Fast forward 20+ years. There I am, managing the Web Analytic department for a large company. Each quarter I was responsible for creating several slides for the board of directors meeting for our CEO’s presentation. With the amount of web traffic our company amassed, we always had a significant amount of data to compile and present. Inherently, there were always a few technical issues/changes that would alter the data variance year-over-year. Whether it was a site design change or a code implementation issue, the technical side of the business seemed to significantly alter yearly comparative trends.
As I would build my slides, I would create charts and other visualizations showing site traffic or product specific metrics, and each quarter there seemed to be a significant, trend-altering event that would stick out like a sore thumb. I would build my slides knowing that the first comment I would hear would be “No way that data is right.” To combat this, I would provide a detailed explanation of why the data appeared as it did. In an effort to demonstrate my keen awareness of the situation, I described what happened, why it happened, cause and effect and I think I even created a solid flat tax proposal in there somewhere. When I hit “send” on that email I was feeling pretty good about myself.
Several days later when we had a slide review with the executive staff, sure enough, the “No way this data is right” comment was made. I confidently referred them to the email explanation I sent along with the slides. Expecting to hear “Wow, this is great stuff Dan. I love how you provided details that clearly explain why these charts look the way they do! You’re the best.” Instead I heard this classic statement that has stuck with me, “I don’t want to know how the sausage is made.” My efforts were discarded and my confidence shaken.
I understand that the higher the level of management, the further they are from the day-to-day details and don’t have time to focus on them. But that was not what this was about. In this case (and several others), the details were what made this particular data sausage unique and knowing what was in that sausage was vital to understanding why it tasted the way it did.
This type of experience continued on for years; me trying not to define how the sausage was made but knowing that without the proper details they would be consuming something they didn’t know anything about, like the way I used to eat hotdogs before I read the packaging.

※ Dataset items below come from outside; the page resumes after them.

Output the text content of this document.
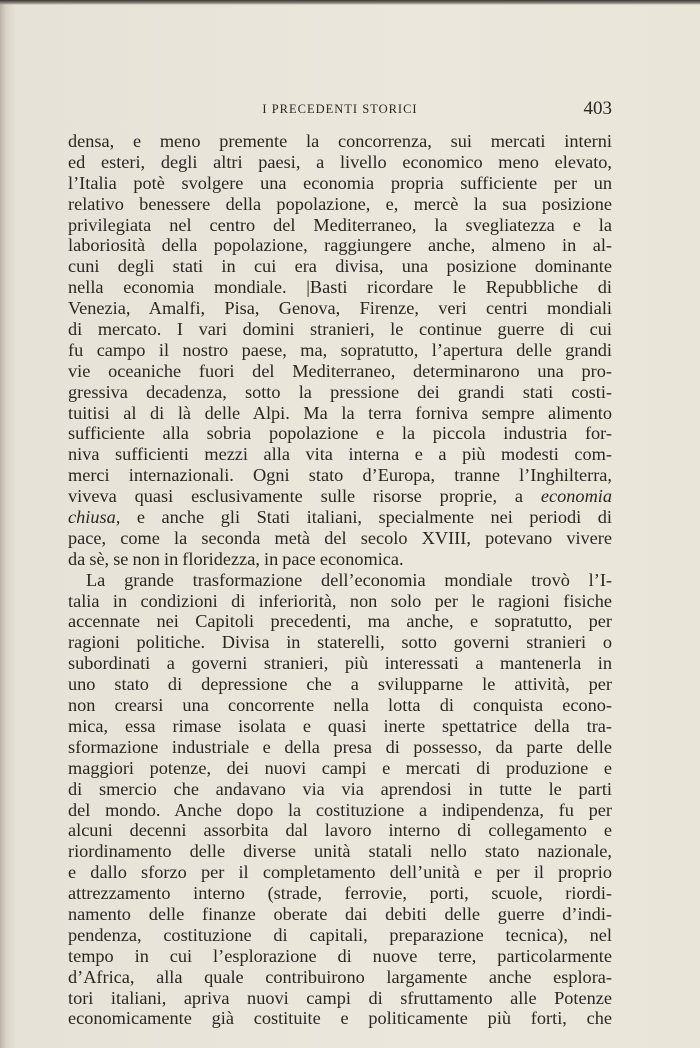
I PRECEDENTI STORICI	403
densa, e meno premente la concorrenza, sui mercati interni
ed esteri, degli altri paesi, a livello economico meno elevato,
l’Italia potè svolgere una economia propria sufficiente per un
relativo benessere della popolazione, e, mercè la sua posizione
privilegiata nel centro del Mediterraneo, la svegliatezza e la
laboriosità della popolazione, raggiungere anche, almeno in al-
cuni degli stati in cui era divisa, una posizione dominante
nella economia mondiale. |Basti ricordare le Repubbliche di
Venezia, Amalfi, Pisa, Genova, Firenze, veri centri mondiali
di mercato. I vari domini stranieri, le continue guerre di cui
fu campo il nostro paese, ma, sopratutto, l’apertura delle grandi
vie oceaniche fuori del Mediterraneo, determinarono una pro-
gressiva decadenza, sotto la pressione dei grandi stati costi-
tuitisi al di là delle Alpi. Ma la terra forniva sempre alimento
sufficiente alla sobria popolazione e la piccola industria for-
niva sufficienti mezzi alla vita interna e a più modesti com-
merci internazionali. Ogni stato d’Europa, tranne l’Inghilterra,
viveva quasi esclusivamente sulle risorse proprie, a economia
chiusa, e anche gli Stati italiani, specialmente nei periodi di
pace, come la seconda metà del secolo XVIII, potevano vivere
da sè, se non in floridezza, in pace economica.
La grande trasformazione dell’economia mondiale trovò l’I-
talia in condizioni di inferiorità, non solo per le ragioni fisiche
accennate nei Capitoli precedenti, ma anche, e sopratutto, per
ragioni politiche. Divisa in staterelli, sotto governi stranieri o
subordinati a governi stranieri, più interessati a mantenerla in
uno stato di depressione che a svilupparne le attività, per
non crearsi una concorrente nella lotta di conquista econo-
mica, essa rimase isolata e quasi inerte spettatrice della tra-
sformazione industriale e della presa di possesso, da parte delle
maggiori potenze, dei nuovi campi e mercati di produzione e
di smercio che andavano via via aprendosi in tutte le parti
del mondo. Anche dopo la costituzione a indipendenza, fu per
alcuni decenni assorbita dal lavoro interno di collegamento e
riordinamento delle diverse unità statali nello stato nazionale,
e dallo sforzo per il completamento dell’unità e per il proprio
attrezzamento interno (strade, ferrovie, porti, scuole, riordi-
namento delle finanze oberate dai debiti delle guerre d’indi-
pendenza, costituzione di capitali, preparazione tecnica), nel
tempo in cui l’esplorazione di nuove terre, particolarmente
d’Africa, alla quale contribuirono largamente anche esplora-
tori italiani, apriva nuovi campi di sfruttamento alle Potenze
economicamente già costituite e politicamente più forti, che
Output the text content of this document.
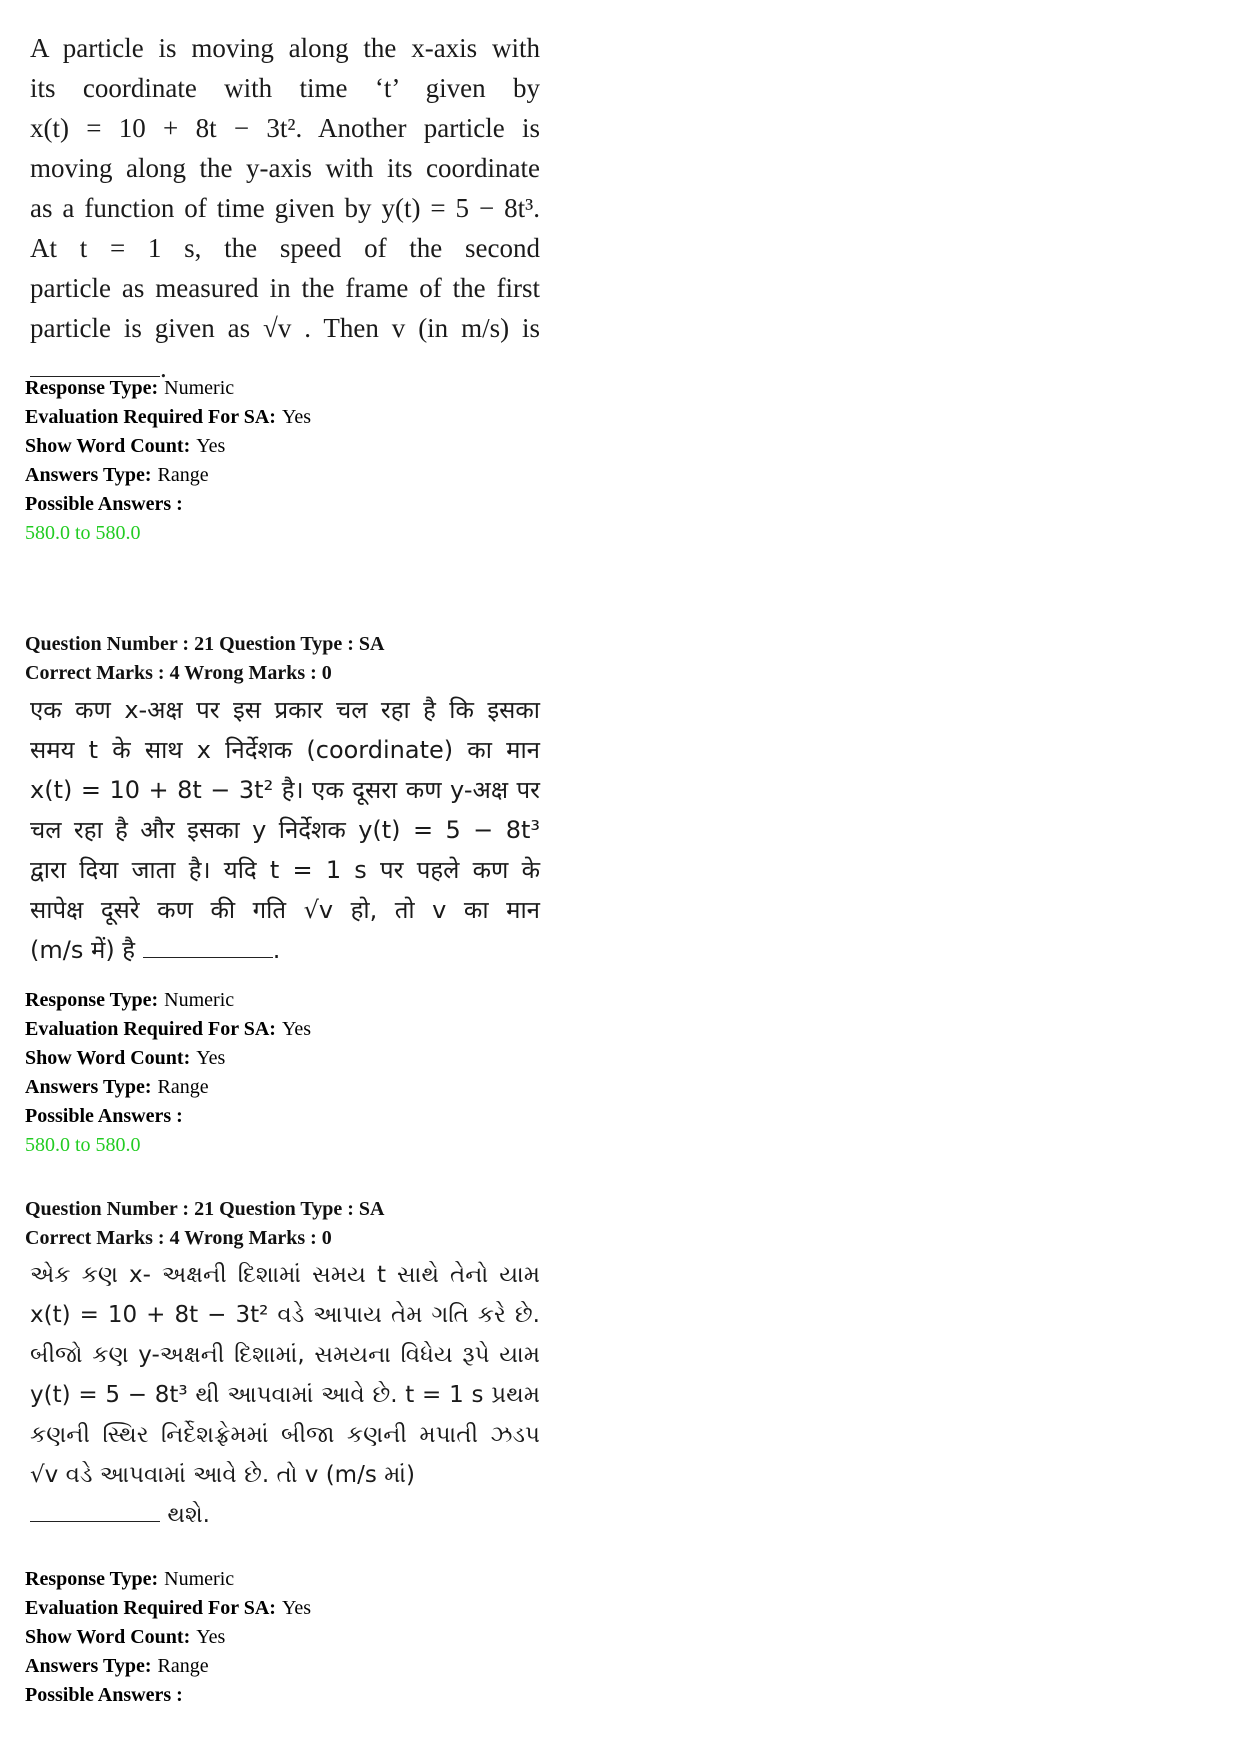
A particle is moving along the x-axis with

its coordinate with time ‘t’ given by

x(t) = 10 + 8t − 3t². Another particle is

moving along the y-axis with its coordinate

as a function of time given by y(t) = 5 − 8t³.

At t = 1 s, the speed of the second

particle as measured in the frame of the first

particle is given as √v . Then v (in m/s) is

.

Response Type: Numeric
Evaluation Required For SA: Yes
Show Word Count: Yes
Answers Type: Range
Possible Answers :
580.0 to 580.0
Question Number : 21 Question Type : SA
Correct Marks : 4 Wrong Marks : 0

एक कण x-अक्ष पर इस प्रकार चल रहा है कि इसका

समय t के साथ x निर्देशक (coordinate) का मान

x(t) = 10 + 8t − 3t² है। एक दूसरा कण y-अक्ष पर

चल रहा है और इसका y निर्देशक y(t) = 5 − 8t³

द्वारा दिया जाता है। यदि t = 1 s पर पहले कण के

सापेक्ष दूसरे कण की गति √v हो, तो v का मान

(m/s में) है	.

Response Type: Numeric
Evaluation Required For SA: Yes
Show Word Count: Yes
Answers Type: Range
Possible Answers :
580.0 to 580.0
Question Number : 21 Question Type : SA
Correct Marks : 4 Wrong Marks : 0

એક કણ x- અક્ષની દિશામાં સમય t સાથે તેનો યામ

x(t) = 10 + 8t − 3t² વડે આપાય તેમ ગતિ કરે છે.

બીજો કણ y-અક્ષની દિશામાં, સમયના વિધેય રૂપે યામ

y(t) = 5 − 8t³ થી આપવામાં આવે છે. t = 1 s પ્રથમ

કણની સ્થિર નિર્દેશફ્રેમમાં બીજા કણની મપાતી ઝડપ

√v વડે આપવામાં આવે છે. તો v (m/s માં)

થશે.

Response Type: Numeric
Evaluation Required For SA: Yes
Show Word Count: Yes
Answers Type: Range
Possible Answers :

This balancing act typically resulted in two scenarios: 1) Dan sucks and doesn’t know what he is talking about or 2) a misunderstanding or improper communication about the state of our web presence and therefore Dan sucks.
Clearly, I was not a fan of either outcome but no matter what I did, I seemed to be in a no-win situation. If I didn’t provide enough detail, I clearly didn’t have an understanding of the business. If I did provide detail, I was proving that I didn’t learn anything from the last time I was told I was providing too much information. A bit of a Catch 22 if you will.
So here we are, all of us neck deep in the business intelligence data pile. We are grinders, we take some of this, some of that, grind it together and present it as a sausage of information. Some recipes never change but we are often asked for new creations and only we know the exact recipe. Some simply want to consume, put it in a bun, add some kraut and mustard and they’re good. They don’t really want to know what’s in it. If it tastes good, that is all that matters. Ignorance can be bliss or time spent on your knees on the bathroom floor. Others prefer to have the ingredients available on the back of the package in case they wonder if there are any nitrates in that sausage they are consuming. Then there is the rare breed that not only want to know how you made the sausage but whether the casing is natural, how long it has been cured, and whether you have a kosher option.
So what’s my point here? Being the guy responsible for presenting the data is a hard job. You are constantly caught in the middle of knowing what’s real and trying to knowing how much people need or want to know. And what I learned is that most people just want to know that the hotdog tastes like a hotdog.